A magistrada também destacou que a situação ultrapassou um mero aborrecimento e atingiu a dignidade, a honra e a autoestima profissional do candidato, justificando a indenização por danos morais.
O que isso significa para o mercado de trabalho
Casos como esse reforçam a importância de ambientes de trabalho inclusivos e do cumprimento da legislação vigente. A recusa em entrevistar um candidato por sua condição de saúde é uma violação direta dos direitos garantidos por lei. Para empresas, o alerta é claro: processos seletivos devem ser acessíveis e livres de qualquer forma de discriminação.
O número de empresas ativas no Brasil, segundo o IBGE, chegou a 213.421.037 em 2025, o que mostra a dimensão do desafio de garantir práticas inclusivas em larga escala. A decisão judicial em Natal serve de precedente para outros casos semelhantes.
Perguntas Frequentes
O que aconteceu no hotel de Natal?
Um candidato com deficiência auditiva, encaminhado pelo Sine, foi discriminado durante um processo seletivo. A gerente de governança se recusou a entrevistá-lo, afirmando que ele era "mudo total" e não conseguiria se comunicar.
Qual foi a decisão da Justiça?
A 2ª Vara Cível da Comarca de Natal condenou o hotel a pagar R$ 20 mil por danos morais ao candidato, reconhecendo discriminação e violação aos direitos da pessoa com deficiência.

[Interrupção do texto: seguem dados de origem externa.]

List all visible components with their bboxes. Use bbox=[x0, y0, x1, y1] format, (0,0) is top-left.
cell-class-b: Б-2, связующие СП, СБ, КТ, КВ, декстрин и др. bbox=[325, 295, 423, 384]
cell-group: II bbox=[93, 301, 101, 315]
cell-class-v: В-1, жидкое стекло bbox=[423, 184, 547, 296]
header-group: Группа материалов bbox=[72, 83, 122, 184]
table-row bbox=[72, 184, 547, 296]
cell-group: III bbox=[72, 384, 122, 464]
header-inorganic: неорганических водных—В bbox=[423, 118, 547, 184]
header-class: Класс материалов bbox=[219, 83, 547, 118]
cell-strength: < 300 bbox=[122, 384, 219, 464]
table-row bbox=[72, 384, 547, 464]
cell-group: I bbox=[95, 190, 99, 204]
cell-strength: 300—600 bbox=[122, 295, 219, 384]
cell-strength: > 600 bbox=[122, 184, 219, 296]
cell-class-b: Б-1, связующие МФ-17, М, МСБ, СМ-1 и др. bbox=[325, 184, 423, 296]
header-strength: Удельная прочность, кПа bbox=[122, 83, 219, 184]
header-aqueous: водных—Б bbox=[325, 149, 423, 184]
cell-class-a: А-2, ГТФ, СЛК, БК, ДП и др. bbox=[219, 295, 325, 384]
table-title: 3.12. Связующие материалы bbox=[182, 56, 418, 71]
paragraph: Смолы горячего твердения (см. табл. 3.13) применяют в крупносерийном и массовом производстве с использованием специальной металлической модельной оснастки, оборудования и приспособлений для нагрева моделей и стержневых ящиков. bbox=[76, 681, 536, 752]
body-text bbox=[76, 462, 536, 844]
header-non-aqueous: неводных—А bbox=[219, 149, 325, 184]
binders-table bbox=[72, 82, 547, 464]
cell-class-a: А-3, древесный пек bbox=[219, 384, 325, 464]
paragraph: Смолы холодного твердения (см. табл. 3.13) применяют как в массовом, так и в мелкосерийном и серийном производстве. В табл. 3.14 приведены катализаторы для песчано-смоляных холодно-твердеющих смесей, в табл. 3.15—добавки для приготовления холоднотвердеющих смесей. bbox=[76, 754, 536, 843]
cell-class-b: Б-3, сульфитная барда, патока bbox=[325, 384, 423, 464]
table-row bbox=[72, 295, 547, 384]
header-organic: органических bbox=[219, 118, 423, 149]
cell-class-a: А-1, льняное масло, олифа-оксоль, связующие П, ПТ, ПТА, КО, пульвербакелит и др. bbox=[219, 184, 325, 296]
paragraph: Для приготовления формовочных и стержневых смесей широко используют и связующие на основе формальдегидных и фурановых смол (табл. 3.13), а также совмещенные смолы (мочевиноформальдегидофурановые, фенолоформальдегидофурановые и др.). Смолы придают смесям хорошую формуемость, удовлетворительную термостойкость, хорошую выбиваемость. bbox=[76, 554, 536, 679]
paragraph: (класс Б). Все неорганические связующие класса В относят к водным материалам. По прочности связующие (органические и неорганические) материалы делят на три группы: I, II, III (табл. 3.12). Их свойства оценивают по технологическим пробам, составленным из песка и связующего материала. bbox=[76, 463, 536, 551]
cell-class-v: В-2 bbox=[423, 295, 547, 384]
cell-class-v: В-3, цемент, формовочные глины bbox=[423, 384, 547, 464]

Qual lei foi citada na sentença?
A juíza Sulamita Pacheco citou a Lei Brasileira de Inclusão da Pessoa com Deficiência (Lei nº 13.146/2015), que garante igualdade de oportunidades no trabalho e proíbe discriminação em processos de recrutamento.
O que caracteriza discriminação em seleção de emprego?
Qualquer recusa ou tratamento diferenciado baseado em condição de saúde, como deficiência auditiva, durante um processo seletivo. A lei proíbe essa prática e garante indenização por danos morais.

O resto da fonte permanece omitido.